In short, my thesis explores reputation dynamics when a seller can invest differently in different buyers. Some examples of such behaviour include management consulting (where the consultant can distribute their effort to different projects that they handle), restaurant chefs (an example we'll delve into in a moment), and investment portfolio managers (again, splitting their effort between different portfolios.)
Once you go to page 6 of my thesis, you'll realize that it gets a bit mathematical. For those who have done some game theory then the math shouldn't look too unfamiliar but it can definitely be confusing. This paper essentially describes and explores the following situation:
Imagine that you're deciding where you're going to be eating dinner. You have 2 choices. One restaurant that has received favourable reviews from many reviewers and food critic. The other restaurant has one (and only one) positive review on Yelp. If the price is the same, the cuisine is the same, and booking is not an issue, most people (myself included) will choose the restaurants that has received many positive reviews.
But restaurants know this fact. So let's think one step further. Put yourself in the shoe of the chef that has to cook hundreds of meals for a service. And you're facing two tickets. The server has informed you that one of the ticket likely belongs to one of those food reviewers (youtuber, influential blogger... you name them), or anyone with a wide audience. If you have to choose between investing more in one diner's dinner, it would probably be the acclaimed food reviewer's.
And here's the puzzle, as customers, we know that this is the case. We know that the food critic (or anyone that can communicate to a wide audience) probably received a better service and better food that we will. In other examples of the same phenomenon, we know that shoes or brands that received celebrity endorsement will not live up to our expectation because of our understanding of endorsement contracts.
So why is it that we still buy those things? Why do we still see value in those endorsement that we know results from investments by the seller that we're not likely to receive ourselves?
What I focus on is 2 different learning processes. Seller learns how to serve a good quality product better by serving good quality products (a classic case of learning by doing.) The first type, which I termed taste learning, is the kind of learning you get by serving person A that you can only use to serve person A better. When you learn about a specific person's taste, it's hard to apply that same kind of learning to other people. The second type, which I termed skill learning, is the kind of learning you get from serving person A well that you can use to serve person B better. In other words, you learn the important skills in serving something.

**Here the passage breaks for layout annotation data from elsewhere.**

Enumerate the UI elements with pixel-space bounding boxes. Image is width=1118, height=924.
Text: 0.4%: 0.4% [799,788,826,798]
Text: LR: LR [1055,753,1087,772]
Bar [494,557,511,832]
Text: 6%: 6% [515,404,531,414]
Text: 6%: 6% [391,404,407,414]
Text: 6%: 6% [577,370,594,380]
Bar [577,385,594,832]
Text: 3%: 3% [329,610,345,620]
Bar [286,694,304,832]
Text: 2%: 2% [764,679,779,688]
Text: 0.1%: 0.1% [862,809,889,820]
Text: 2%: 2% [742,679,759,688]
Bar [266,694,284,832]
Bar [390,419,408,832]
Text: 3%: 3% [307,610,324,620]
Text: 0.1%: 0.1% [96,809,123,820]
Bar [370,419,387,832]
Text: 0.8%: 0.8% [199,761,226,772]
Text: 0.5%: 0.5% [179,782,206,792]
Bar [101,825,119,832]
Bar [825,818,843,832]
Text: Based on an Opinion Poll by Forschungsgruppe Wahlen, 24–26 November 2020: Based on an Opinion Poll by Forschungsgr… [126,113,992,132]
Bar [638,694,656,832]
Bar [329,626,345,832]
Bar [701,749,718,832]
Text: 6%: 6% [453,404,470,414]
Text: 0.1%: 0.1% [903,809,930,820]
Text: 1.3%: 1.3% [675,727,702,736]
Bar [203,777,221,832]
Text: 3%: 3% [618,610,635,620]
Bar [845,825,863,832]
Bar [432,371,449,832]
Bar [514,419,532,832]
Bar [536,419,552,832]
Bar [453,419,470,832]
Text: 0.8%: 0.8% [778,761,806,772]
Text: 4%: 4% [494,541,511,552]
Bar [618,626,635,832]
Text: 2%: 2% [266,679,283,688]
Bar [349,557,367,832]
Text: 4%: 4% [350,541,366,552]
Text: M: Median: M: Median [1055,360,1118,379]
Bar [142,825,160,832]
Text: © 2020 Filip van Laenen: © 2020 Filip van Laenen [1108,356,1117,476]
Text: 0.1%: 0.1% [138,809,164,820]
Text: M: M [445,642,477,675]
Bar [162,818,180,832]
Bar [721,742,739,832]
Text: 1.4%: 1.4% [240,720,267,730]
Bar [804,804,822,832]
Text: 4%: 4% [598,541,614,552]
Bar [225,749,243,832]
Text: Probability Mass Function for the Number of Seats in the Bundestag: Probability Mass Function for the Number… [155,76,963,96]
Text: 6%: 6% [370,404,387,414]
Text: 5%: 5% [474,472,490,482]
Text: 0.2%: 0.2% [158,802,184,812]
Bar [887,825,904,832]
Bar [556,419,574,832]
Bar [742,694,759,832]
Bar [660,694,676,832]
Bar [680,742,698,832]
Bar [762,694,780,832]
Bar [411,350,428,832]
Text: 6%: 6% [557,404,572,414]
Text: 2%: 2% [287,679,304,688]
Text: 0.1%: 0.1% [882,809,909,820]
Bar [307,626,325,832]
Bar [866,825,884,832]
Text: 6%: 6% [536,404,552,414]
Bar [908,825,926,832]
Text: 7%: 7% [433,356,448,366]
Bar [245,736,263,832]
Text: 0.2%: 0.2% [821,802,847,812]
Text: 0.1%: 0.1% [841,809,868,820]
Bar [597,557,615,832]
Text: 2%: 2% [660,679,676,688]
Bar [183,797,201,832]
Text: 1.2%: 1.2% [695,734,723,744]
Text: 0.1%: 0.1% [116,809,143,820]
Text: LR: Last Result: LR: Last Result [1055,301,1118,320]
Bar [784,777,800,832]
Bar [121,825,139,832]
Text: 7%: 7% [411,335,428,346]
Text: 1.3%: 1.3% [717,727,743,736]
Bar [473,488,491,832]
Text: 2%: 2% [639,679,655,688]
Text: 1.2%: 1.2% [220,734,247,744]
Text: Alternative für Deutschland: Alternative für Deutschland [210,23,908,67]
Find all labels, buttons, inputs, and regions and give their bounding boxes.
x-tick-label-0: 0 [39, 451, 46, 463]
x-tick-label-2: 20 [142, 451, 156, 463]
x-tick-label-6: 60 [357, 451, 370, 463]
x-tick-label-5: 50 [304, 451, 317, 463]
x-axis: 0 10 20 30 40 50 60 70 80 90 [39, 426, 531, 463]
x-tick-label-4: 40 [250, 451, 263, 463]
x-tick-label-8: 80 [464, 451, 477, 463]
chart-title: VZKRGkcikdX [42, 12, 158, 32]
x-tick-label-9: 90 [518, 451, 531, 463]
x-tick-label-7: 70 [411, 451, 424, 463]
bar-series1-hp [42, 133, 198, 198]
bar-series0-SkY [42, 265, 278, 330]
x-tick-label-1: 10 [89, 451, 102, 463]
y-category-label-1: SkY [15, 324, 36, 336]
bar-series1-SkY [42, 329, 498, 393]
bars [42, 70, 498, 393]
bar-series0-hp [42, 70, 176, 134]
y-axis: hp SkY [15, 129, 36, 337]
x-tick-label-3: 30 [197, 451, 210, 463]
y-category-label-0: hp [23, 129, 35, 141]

Now, let's add another layer of abstraction and think about how these two effects interact with one another. Let's say you serve person A a good meal and as a result, learns their taste, say they want a bit more pepper in their meals, and you also learn a skill, how to put more pepper in the meal without breaking the overall taste. Now, the skill you learnt is tied to the taste profile for each buyers. This is to say, that you can't really use this new skill if you don't know the new diner's taste profile! Which means that without knowing a person's taste (which you only get by serving them well), you can't fully use the skill learning you got by serving another person well. Some skill learning obviously doesn't fall into this category and thus you can fully utilize those skill without knowing the other person's taste.
Finally, let's add the reputation aspect to this model. I use a very simple framework here. There are 2 buyers and one of the buyers (Influencer) can communicate their quality realization to the other buyer (Consumer.) Which means that the Consumer has access to 2 quality realizations: their own and the Influencer's. The Influencer on the other hand only observes their own realized quality. The expected quality that each buyer comes up with is the seller reputation.

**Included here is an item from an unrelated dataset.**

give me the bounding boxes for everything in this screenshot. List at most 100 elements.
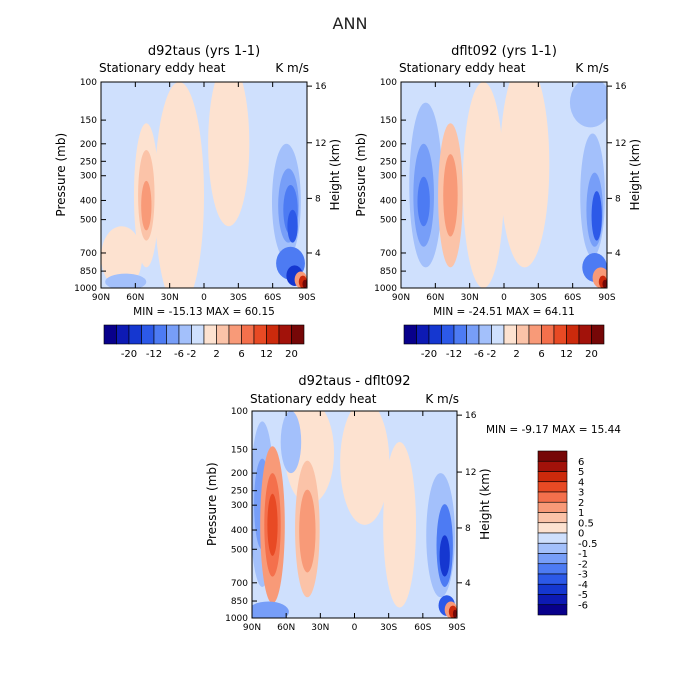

I then explore equilibrium behaviour (which means given everyone's actions, people don't have an incentive to move away from what they're doing) in this model, specifically on how the seller invests in these two buyers. What I find is not very surprising: that a limited network means that there's an imbalance in the level of investment between the Influencer and the Consumer. This tends to diminish as the importance of taste learning increases (so seller can't take advantage of the expectation of skill learning.) Further, as complementarity between the two learning effect increases, you have less incentives to invest in both (since another person's success is now more important.)
Finally, a more connected network (where both people observes each other's realization) is better off for the buyers since they get a high level of investment. However, overall surplus, that is once we take seller costs into account, is higher ex-ante in limited observation network.
Hopefully in the future I can extend this to a more complex network and come up with empirical specifications to test this idea, but it was definitely a fascinating topic to explore.